Thursday, September 26, 2013

Unity Dust Particle Shader

You can now buy our particle shader on the Unity asset store for $5!

NOTE: If you're seeing WHITE SQUARES, please try adding this line: 
AlphaTest Greater .01
under the line: 
Tags {"RenderType"="Transparent" "Queue" = "Transparent" "IgnoreProjector" = "True"}
See below for more info. I'll release an update to the shader soon with this in there by default. Sorry for the confusion!

We're using Lou's painting as inspiration for our first test shot. I started developing a shader for Unity's particle system to create the close up floaties. The tricky part here was that I had no way of accessing particle ids in the shader, which meant that I couldn't randomize the particles in the shader. I wanted to randomize opacity, color and flashes. I originally tried creating a perlin noise texture look up in screen space based on the particle's screen space position to get a random value for that particle. That works for our purposes since our camera is static. I didn't get very good results with this and instead varied the opacity in the particle system by manually setting Alpha to be 0 or 255 in Color over Lifetime. The varying opacity was used to drive a super bright emission and the color naturally looked random because of the different opacities.  

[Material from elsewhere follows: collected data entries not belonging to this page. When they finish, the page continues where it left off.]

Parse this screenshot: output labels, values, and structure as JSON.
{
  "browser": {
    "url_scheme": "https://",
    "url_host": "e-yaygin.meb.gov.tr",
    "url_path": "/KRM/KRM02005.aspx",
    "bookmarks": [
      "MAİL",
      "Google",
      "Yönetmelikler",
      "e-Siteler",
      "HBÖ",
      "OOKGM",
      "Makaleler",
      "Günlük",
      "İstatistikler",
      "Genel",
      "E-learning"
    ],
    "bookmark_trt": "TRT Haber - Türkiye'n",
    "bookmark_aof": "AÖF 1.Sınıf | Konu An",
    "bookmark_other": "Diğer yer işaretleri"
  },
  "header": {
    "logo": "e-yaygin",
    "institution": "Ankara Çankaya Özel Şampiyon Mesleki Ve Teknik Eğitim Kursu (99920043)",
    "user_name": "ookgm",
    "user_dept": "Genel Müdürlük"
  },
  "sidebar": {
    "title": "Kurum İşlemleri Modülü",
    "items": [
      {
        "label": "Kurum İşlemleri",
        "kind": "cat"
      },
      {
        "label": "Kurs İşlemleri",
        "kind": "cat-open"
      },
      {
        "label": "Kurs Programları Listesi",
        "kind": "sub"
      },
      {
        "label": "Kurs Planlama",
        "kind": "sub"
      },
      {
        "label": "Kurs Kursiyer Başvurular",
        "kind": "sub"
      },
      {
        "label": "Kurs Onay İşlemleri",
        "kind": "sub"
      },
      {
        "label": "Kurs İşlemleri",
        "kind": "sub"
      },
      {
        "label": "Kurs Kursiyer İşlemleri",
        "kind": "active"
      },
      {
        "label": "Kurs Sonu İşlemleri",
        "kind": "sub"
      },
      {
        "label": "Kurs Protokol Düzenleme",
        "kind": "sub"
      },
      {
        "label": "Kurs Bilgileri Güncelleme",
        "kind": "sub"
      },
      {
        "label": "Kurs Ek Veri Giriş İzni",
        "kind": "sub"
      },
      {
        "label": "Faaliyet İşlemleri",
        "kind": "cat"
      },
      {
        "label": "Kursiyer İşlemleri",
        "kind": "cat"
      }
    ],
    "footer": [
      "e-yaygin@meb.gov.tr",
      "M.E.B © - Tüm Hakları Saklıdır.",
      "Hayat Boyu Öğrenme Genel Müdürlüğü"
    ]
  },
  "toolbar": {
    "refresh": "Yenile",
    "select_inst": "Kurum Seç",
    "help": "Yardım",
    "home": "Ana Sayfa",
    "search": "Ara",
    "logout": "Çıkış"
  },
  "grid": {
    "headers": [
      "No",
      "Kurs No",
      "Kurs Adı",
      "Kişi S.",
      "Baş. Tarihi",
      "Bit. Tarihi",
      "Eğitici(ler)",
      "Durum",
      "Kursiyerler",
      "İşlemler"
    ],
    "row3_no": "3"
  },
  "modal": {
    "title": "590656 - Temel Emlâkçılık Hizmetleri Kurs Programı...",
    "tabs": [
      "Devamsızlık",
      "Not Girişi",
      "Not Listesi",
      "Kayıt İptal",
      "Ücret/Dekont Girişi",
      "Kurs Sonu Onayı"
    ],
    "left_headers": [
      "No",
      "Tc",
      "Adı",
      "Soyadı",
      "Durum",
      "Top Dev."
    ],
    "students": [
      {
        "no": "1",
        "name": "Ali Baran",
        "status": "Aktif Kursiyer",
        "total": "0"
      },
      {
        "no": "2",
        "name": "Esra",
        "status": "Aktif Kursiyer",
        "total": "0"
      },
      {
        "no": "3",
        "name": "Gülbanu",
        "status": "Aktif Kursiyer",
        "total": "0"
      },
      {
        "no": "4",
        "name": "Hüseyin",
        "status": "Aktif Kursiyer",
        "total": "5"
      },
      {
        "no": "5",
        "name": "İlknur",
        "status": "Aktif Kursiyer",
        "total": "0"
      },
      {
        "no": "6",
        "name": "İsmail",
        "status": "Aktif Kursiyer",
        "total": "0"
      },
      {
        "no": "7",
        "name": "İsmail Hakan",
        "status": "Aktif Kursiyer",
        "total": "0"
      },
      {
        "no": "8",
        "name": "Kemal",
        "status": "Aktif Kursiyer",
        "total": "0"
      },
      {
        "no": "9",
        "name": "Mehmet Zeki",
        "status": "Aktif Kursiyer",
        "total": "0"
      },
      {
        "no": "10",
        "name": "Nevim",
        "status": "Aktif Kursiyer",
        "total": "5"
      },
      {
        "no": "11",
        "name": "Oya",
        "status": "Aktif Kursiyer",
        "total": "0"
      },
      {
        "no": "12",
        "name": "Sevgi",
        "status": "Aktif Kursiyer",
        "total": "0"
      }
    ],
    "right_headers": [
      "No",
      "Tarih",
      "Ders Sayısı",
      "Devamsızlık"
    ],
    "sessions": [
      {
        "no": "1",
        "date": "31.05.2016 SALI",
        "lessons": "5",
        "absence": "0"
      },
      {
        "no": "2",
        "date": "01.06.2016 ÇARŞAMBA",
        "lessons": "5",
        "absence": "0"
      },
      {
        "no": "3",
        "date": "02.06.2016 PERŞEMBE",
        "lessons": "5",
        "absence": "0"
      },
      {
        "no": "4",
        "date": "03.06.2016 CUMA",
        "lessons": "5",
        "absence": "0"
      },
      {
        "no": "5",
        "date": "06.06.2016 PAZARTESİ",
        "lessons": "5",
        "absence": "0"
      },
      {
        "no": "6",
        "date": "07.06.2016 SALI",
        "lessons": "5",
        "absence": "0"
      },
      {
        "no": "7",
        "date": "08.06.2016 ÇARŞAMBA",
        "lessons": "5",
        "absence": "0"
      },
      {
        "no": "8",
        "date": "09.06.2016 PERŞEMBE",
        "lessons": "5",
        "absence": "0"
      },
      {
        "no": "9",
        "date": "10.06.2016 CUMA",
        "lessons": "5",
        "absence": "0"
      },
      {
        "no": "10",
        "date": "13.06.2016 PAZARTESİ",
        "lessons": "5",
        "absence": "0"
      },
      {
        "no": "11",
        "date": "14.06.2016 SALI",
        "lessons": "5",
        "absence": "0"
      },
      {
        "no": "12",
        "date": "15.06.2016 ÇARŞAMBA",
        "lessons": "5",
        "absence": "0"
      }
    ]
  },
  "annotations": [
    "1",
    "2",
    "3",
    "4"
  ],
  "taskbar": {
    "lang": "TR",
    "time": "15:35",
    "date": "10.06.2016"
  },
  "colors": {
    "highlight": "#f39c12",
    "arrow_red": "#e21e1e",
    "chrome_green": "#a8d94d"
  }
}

o.Emission = lerp(0,_Emission, smoothstep(_FlashSpeed,1,o.Alpha));

 My dust motes are made up of two particle systems: Large blurry dust and micro dust.

Large Blurry Dust
For the coloration, I wanted to create a "photographic" look. I looked a lot at images like these I found on google:

Even though the overall mote looks circular, it is actually a cutout of an imperfect circle texture I painted. This just adds a subtle randomness to all of them as they slowly spawn and rotate (I think anyway).

if(_DoShape)
    o.Alpha = o.Alpha*tex2D(_Shape,IN.uv_Noise.xy).r;
//otherwise make a circle
else{
    if(dist>=.5)
o.Alpha = 0;
}

I wrote a function to create a bright yellow ring near the edge of the particle that fades toward the center. As it fades, the color turns bluish.

float dist = distance(IN.uv_Noise.xy, float2(.5,.5));
if(dist<(.5-_Blur)){
    o.Alpha = o.Alpha*max(1.0*pow(dist/(.5-_Blur),2),(1-_Transparency));
    //add a shadow color as the particle fades
    o.Albedo = lerp(_ShadowColor.rgb, o.Albedo,o.Alpha);

}  

Finally, I have a noise on top that creates some pink speckles for a low resolution pixelated look.

o.Albedo = lerp(o.Albedo,_Speckles.rgb,tex2D(_Noise,(IN.uv_Noise.xy*.1+_Time*.01)).r);

As as bonus, I created a custom lighting model for these dust motes which simulates light scattering through them.

half4 LightingParticle(SurfaceOutputCustom s, half3 lightDir, half3 viewDir, half atten) { 
    half4 c;  
    c.rgb = s.Albedo;
    c.a =lerp(0,s.Alpha, 1-saturate(dot(normalize(viewDir), lightDir)));
    return c;
}

NOTE the lighting model does not work with multiple lights and can result in the particles looking blown out, or white. Since the particles are alpha mapped billboards, they will look like white squares. There are a couple ways to fix this. One is to add "alpha" to the pragma surface line. This basically overrides the lighting model (for whatever reason):

#pragma surface surf Particle alpha

If you want to preserve the ability to have a light source create a scattering effect, add the following line:
AlphaTest Greater .01
under the line: 
Tags {"RenderType"="Transparent" "Queue" = "Transparent" "IgnoreProjector" = "True"}
I believe the first light that was created in the scene is the only light that can create the scattering effect.

Micro Dust
This one was much simpler. Basically white and the cutout is an irregular polygon texture.

And here is my result:
If nothing loads, watch with Vimeo or try installing Unity Player .

Dabble #1 Realtime Forest Sprite


We work in the animation industry and we know how much it sucks to wait for renders to come back. So we're embarking on a little experiment. Inspired by Square-Enix's "Agni's Philosophy" and Unity's "Butterfly Effect", we want to see if we can create a near film quality shot/test/short in "real-time" in our free time. For this project, we are using Maya to create assets and set dress to a camera and Unity for shading, lighting, and rendering.

 Our test idea is centered around a tiny forest sprite running across a fallen log. This sprite actually came from a game idea we had but shelved because of our lack of DirectX11 (We're using Macs). Here are some initial artworks for the sprite. We are actually pretty far along on this project already (we've only spent 2 weekends so far), but we'll update the blog with pipeline scripts and pretty shaders we had to develop.